What Being “CFPB Ready” Means
For credit unions at or approaching an asset level of $6B and more and who have expectations of additional growth, CFPB supervision and readiness are top-of-mind for boards, supervisory committees and executive management.
Expectations Across the CFPB’s Four Pillars of a Compliance Management System
The CFPB has defined four pillars of a Compliance Management System. Bridgeforce has mapped 98 requirements and expectations across the four pillars, but critical highlights include:
Board of Directors and Management Oversight
- Clear Compliance Expectations – “tone from the top” and performance management that includes regulatory adherence
- Board and Supervisory Committee regulation-specific training
- Clear Policies – communicated internally and to service providers (for vendor management purposes)
- Appropriate Compliance Staffing/Resources – in the business lines and functional areas, in the Compliance Department, and within Audit (be it in-house or third-party
Compliance Program
- Policies, Procedures and Processes – typically both Compliance’s own stand-alone and the compliance requirements and controls that are integrated into business and functional area procedures
- Compliance Training – enterprise-wide for broad regulations and focus areas such as Fair Lending, BSA/AML, and Complaints, to name a few, a comprehensive program (with all associated regulatory applicability), and role-specific regulatory training based on relevant regulatory requirements
- Monitoring – comprehensive, but also both periodic and risk-based
- Corrective Action – issues management and associated, appropriate governance/reporting
- A New Information Technology Examination Module (introduced in late 2021) – to assess an institution’s and service provider’s IT controls
Complaint Management
- Comprehensive Definitions, Procedures and Tracking
- Monitoring of complaints by type, volume, and compliance risk levels
- Analysis of complaints to determine trends and root causes
- Resultant change to business practices that is prospective to control for regulatory adherence shortcomings and poor member experiences
Independent Risk-Based Audit
- Comprehensive regulation applicability, policies, and procedures
- Transaction and control auditing and testing
- Corrective action tracking and completion timeliness
- Robust corrective action validation based on risk exposure
It is critical to note that third-party (vendors and service providers) compliance management is part and parcel of each pillar.
CFPB Expectations Change as Your Credit Union Grows Beyond $10B
As credit unions grow above $10B in assets, the CFPB will conduct examinations more frequently, in greater detail, and become highly focused on pockets of potential risk concern and the thoughtful evolution of the compliance management realm.
Staying ‘Ahead of the Curve’ with the CFPB’s Compliance Environment Expectations
Readying your credit union requires planning, resources (both headcount and appropriate systems), and robust change management.
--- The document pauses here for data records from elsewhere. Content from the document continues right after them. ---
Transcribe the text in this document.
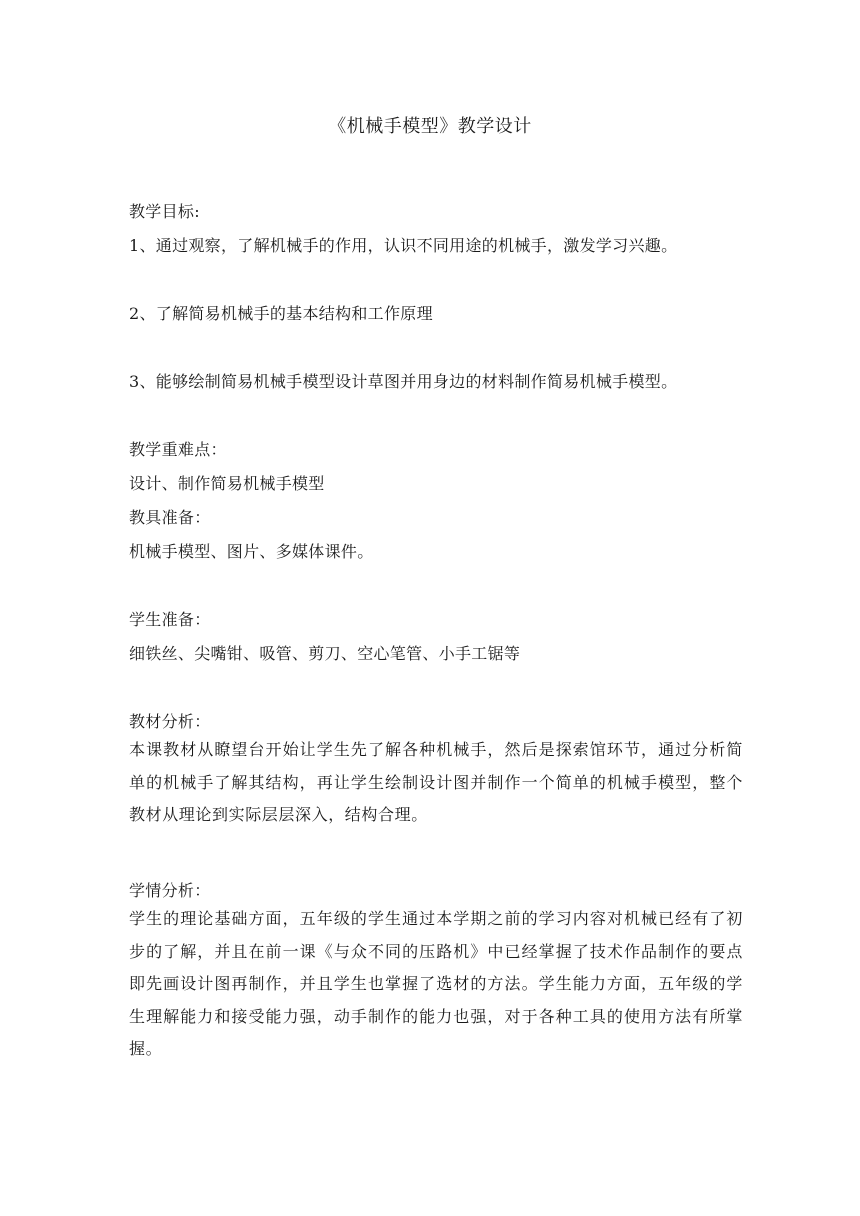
《机械手模型》教学设计
教学目标:
1、通过观察，了解机械手的作用，认识不同用途的机械手，激发学习兴趣。
2、了解简易机械手的基本结构和工作原理
3、能够绘制简易机械手模型设计草图并用身边的材料制作简易机械手模型。
教学重难点：
设计、制作简易机械手模型
教具准备：
机械手模型、图片、多媒体课件。
学生准备：
细铁丝、尖嘴钳、吸管、剪刀、空心笔管、小手工锯等
教材分析：
本课教材从瞭望台开始让学生先了解各种机械手，然后是探索馆环节，通过分析简单的机械手了解其结构，再让学生绘制设计图并制作一个简单的机械手模型，整个教材从理论到实际层层深入，结构合理。
学情分析：
学生的理论基础方面，五年级的学生通过本学期之前的学习内容对机械已经有了初步的了解，并且在前一课《与众不同的压路机》中已经掌握了技术作品制作的要点即先画设计图再制作，并且学生也掌握了选材的方法。学生能力方面，五年级的学生理解能力和接受能力强，动手制作的能力也强，对于各种工具的使用方法有所掌握。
The Compliance Department and other compliance subject matter experts should always have a seat at the table and must sign-off on changes to standard run-the-business and new initiatives.
In our experience, it can take two to three years to develop a CFPB expected baseline Compliance Management System. You need time to design the program and get approval for headcount and systems resources. It takes even more time to develop procedures that are regulator friendly.
The emphasis on appropriate procedures cannot be made more strongly. Desktop procedures almost always tend to confuse and frustrate examiners. Operating procedures should be plain English, prose that includes specific information. Examiners need details to understand the relevant processes, including associated controls and ties to specific regulation requirements.
Finally, to ensure that you have a well-defined road map to share with regulators about where you have been, where you are currently, and where you are heading for a continuous improvement compliance management journey. Of great importance is that the CFPB and the NCUA ONES are remarkably appreciative of transparency.